Now that was a fun game.
A mess, to be sure — a big, brawling, unpredictable, crazy game, with lots of reversals and no guarantees, particularly if you were a Reds pitcher asking your defense to get a freaking out already — but a fun mess.
For four innings Jonathon Niese looked untouchable, coolly sawing Reds apart with his cutter, but in the fifth the wheels came off, along with both axles and the transmission, and then the gas tank went up and the airbags deployed and I think something bad might have happened with the cupholders. Meanwhile, poor Johnny Cueto could barely breathe for all the daggers in his back — Joey Votto, Jay Bruce, Brandon Phillips, Miguel Cairo (twice) and Edgar Renteria all betrayed him, leading to the rather startling line of 5 IP 6 R 0 ER. When the Reds had an all-hands meetings at the mound, I was generally curious what the infielders said to Cueto. “Eight guys behind ya” probably wasn’t uttered, considering that four of the five Reds present had demonstrated clear ineptitude, with Ramon Hernandez the lone holdout, and only because Laz Diaz decided a catcher’s interference call needed peer review.
The Mets, meanwhile, turned in one of those games that give you delusions of grandeur. Hats off to Terry Collins, who moved smoothly down the line of JV relievers, getting just enough from Manny Acosta, Ryota Igarashi, Pedro Beato and finally Tim Byrdak to assemble four innings of one-run ball without calling on Bobby Parnell or Jason Isringhausen. And hats off to the Mets’ impressive collection of useful players — guys who aren’t stars and might not even be regulars, but who seem to find a way  when it matters.
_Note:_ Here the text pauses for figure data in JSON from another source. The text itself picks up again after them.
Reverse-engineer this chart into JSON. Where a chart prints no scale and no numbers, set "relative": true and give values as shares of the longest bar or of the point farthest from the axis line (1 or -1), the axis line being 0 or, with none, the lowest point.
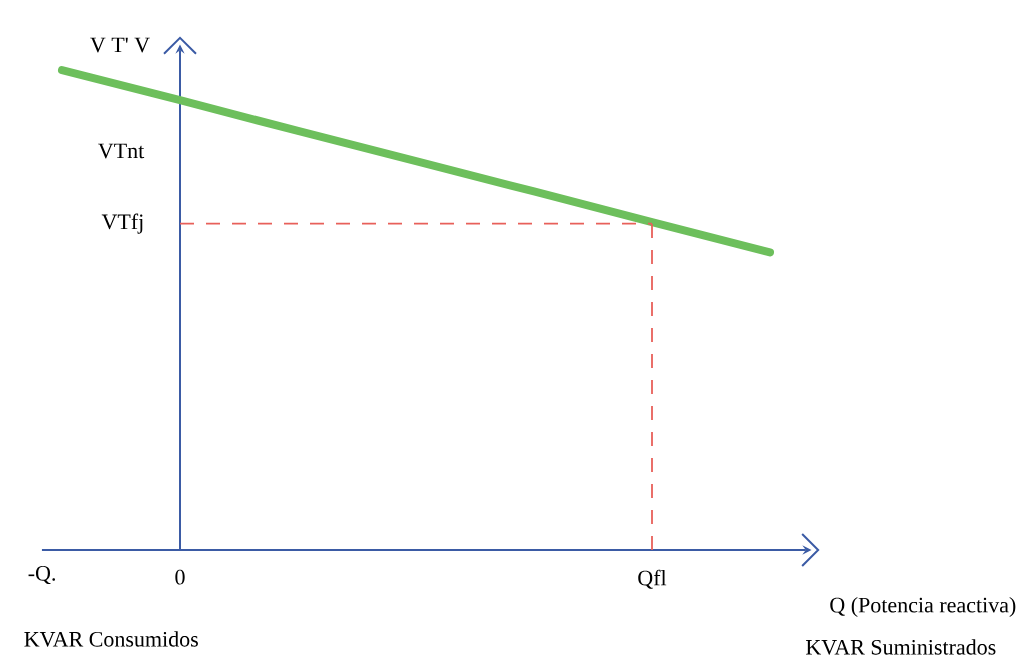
{
  "chart_data": {
    "type": "line",
    "relative": true,
    "ylabel": "V T' V",
    "xlabel": "Q  (Potencia reactiva)",
    "categories": [
      null,
      "0",
      null,
      null,
      null,
      "Qfl",
      null
    ],
    "series": [
      {
        "color": "#6dbf5c",
        "values": [
          1,
          0.937,
          0.873,
          0.81,
          0.747,
          0.683,
          0.62
        ]
      }
    ],
    "ref_lines": [
      {
        "axis": "y",
        "value": 0.68,
        "label": "VTfj",
        "color": "#e8605a",
        "line_style": "dashed"
      },
      {
        "axis": "x",
        "value": "Qfl",
        "color": "#e8605a",
        "line_style": "dashed"
      }
    ],
    "annotations": [
      "VTnt",
      "-Q.",
      "KVAR Consumidos",
      "KVAR Suministrados"
    ]
  }
}
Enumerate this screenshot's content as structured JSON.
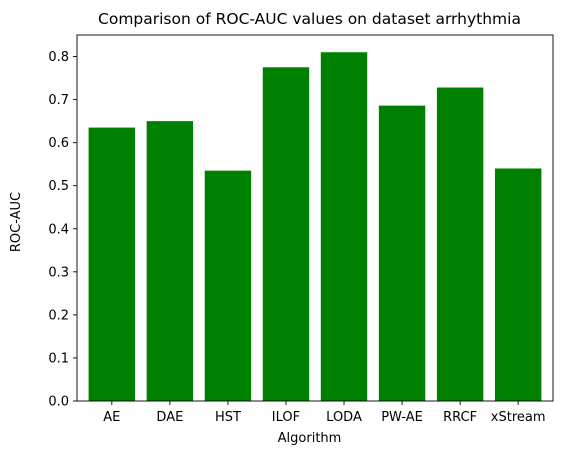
{
  "chart_data": {
    "type": "bar",
    "title": "Comparison of ROC-AUC values on dataset arrhythmia",
    "xlabel": "Algorithm",
    "ylabel": "ROC-AUC",
    "categories": [
      "AE",
      "DAE",
      "HST",
      "ILOF",
      "LODA",
      "PW-AE",
      "RRCF",
      "xStream"
    ],
    "values": [
      0.635,
      0.65,
      0.535,
      0.775,
      0.81,
      0.686,
      0.728,
      0.54
    ],
    "ylim": [
      0,
      0.85
    ],
    "yticks": [
      0.0,
      0.1,
      0.2,
      0.3,
      0.4,
      0.5,
      0.6,
      0.7,
      0.8
    ],
    "ytick_labels": [
      "0.0",
      "0.1",
      "0.2",
      "0.3",
      "0.4",
      "0.5",
      "0.6",
      "0.7",
      "0.8"
    ],
    "bar_color": "#008000",
    "grid": false,
    "legend": "none"
  }
}
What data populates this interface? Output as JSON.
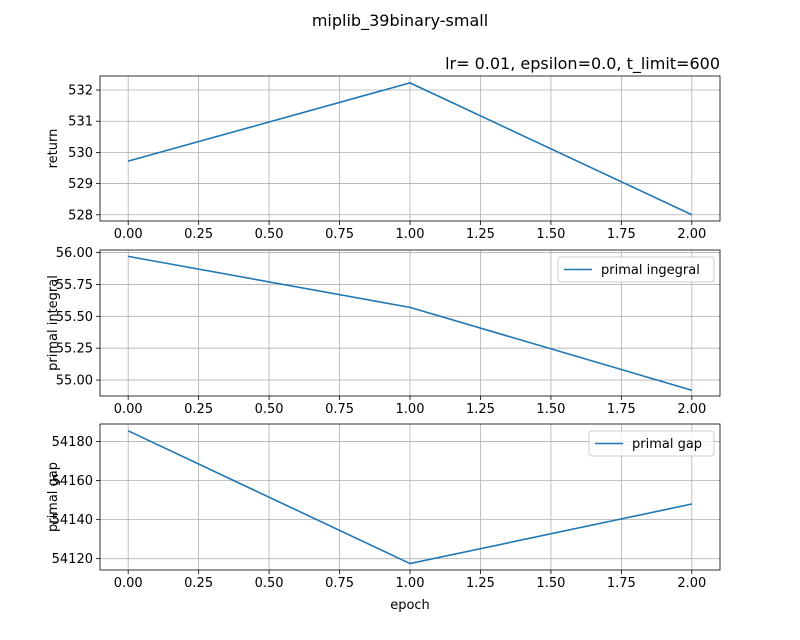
{
  "suptitle": "miplib_39binary-small",
  "chart_data": [
    {
      "type": "line",
      "title": "lr= 0.01, epsilon=0.0, t_limit=600",
      "xlabel": "",
      "ylabel": "return",
      "x": [
        0.0,
        1.0,
        2.0
      ],
      "series": [
        {
          "values": [
            529.72,
            532.23,
            528.0
          ]
        }
      ],
      "xticks": [
        "0.00",
        "0.25",
        "0.50",
        "0.75",
        "1.00",
        "1.25",
        "1.50",
        "1.75",
        "2.00"
      ],
      "yticks": [
        "528",
        "529",
        "530",
        "531",
        "532"
      ],
      "xlim": [
        -0.1,
        2.1
      ],
      "ylim": [
        527.8,
        532.45
      ],
      "grid": true,
      "legend": "none",
      "color": "#1f77b4"
    },
    {
      "type": "line",
      "title": "",
      "xlabel": "",
      "ylabel": "primal integral",
      "x": [
        0.0,
        1.0,
        2.0
      ],
      "series": [
        {
          "name": "primal ingegral",
          "values": [
            55.97,
            55.57,
            54.92
          ]
        }
      ],
      "xticks": [
        "0.00",
        "0.25",
        "0.50",
        "0.75",
        "1.00",
        "1.25",
        "1.50",
        "1.75",
        "2.00"
      ],
      "yticks": [
        "55.00",
        "55.25",
        "55.50",
        "55.75",
        "56.00"
      ],
      "xlim": [
        -0.1,
        2.1
      ],
      "ylim": [
        54.875,
        56.02
      ],
      "grid": true,
      "legend": "top-right",
      "color": "#1f77b4"
    },
    {
      "type": "line",
      "title": "",
      "xlabel": "epoch",
      "ylabel": "primal gap",
      "x": [
        0.0,
        1.0,
        2.0
      ],
      "series": [
        {
          "name": "primal gap",
          "values": [
            54185.5,
            54117.5,
            54148.0
          ]
        }
      ],
      "xticks": [
        "0.00",
        "0.25",
        "0.50",
        "0.75",
        "1.00",
        "1.25",
        "1.50",
        "1.75",
        "2.00"
      ],
      "yticks": [
        "54120",
        "54140",
        "54160",
        "54180"
      ],
      "xlim": [
        -0.1,
        2.1
      ],
      "ylim": [
        54114.2,
        54189.0
      ],
      "grid": true,
      "legend": "top-right",
      "color": "#1f77b4"
    }
  ]
}
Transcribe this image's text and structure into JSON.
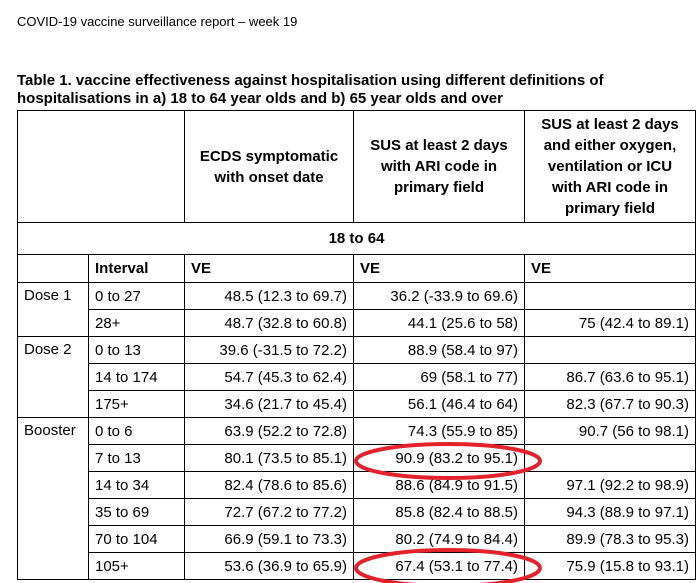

(Momentary digressions: Yonder Alonso might be the best baseball name I’ve heard since Stubby Clapp — and i don’t think he’s Canadian . And old age has given Miguel Cairo an odd resemblance to Popeye, down to the comma eyes and puffy cheeks and ill-advised slapstick.)
But back to useful Mets. There was Justin Turner spraying balls around the park, even if he was a little too enthusiastic on the basepaths. (“Memo from Turner to Reds re Tonight’s Game: FUCK YOU!” I announced, purely to entertain myself — I have nothing against the Reds and had pretty much forgotten they existed before this series.) Daniel Murphy, the mighty Irish Hammer, collected three hits, raised his average to .313 and played three and a half hours at first without cutting off a potential out at home or putting a crushing block on his own team’s closer. (“Erin Go FUCK YOU!” I bellowed happily as Murph wielded his shillelagh to great effect.) Jason Pridie’s ringing double (if it were an indie song we’d have called it plangent) down the right-field line after Niese spat the bit turned a momentary Reds lead back into a Mets lead so fast you wondered if you’d imagined the bad stuff. (Sorry, I had no for-the-heck-of-it profanity regarding Pridie.) Ronny Paulino and his amazingly silly facial hair chipped in a double, with Paulino hooking second base with his fingertips and somehow stopping his considerable momentum. I still don’t know how Paulino did that — it was like one of those movie scenes where one character falls off a cliff and another character grabs him and pulls him up (after a dramatic speech), all with one hand.
But that’s not a bad description of this year’s Mets. I’m not quite sure how they aren’t lying broken at the bottom of the cliff, but the evidence is irrefutable: There they are, holding on to tree roots and thinking about their next move. And now they’re windmilling their feet like Wile E. Coyote and hurling the villains sent to dispatch them over the edge and WHOA! They’re back up on the mountain! But wait — here comes the rest of the posse, and the Mets … OH NO! The Mets are out of bullets! They’re looking at each other in consternation as the horses race toward them! Looks bad for our heroes — but then it did in the last chapter too, and I’ve got a funny feeling that they just might think of something.
Tune in tomorrow night for the next thrilling chapter!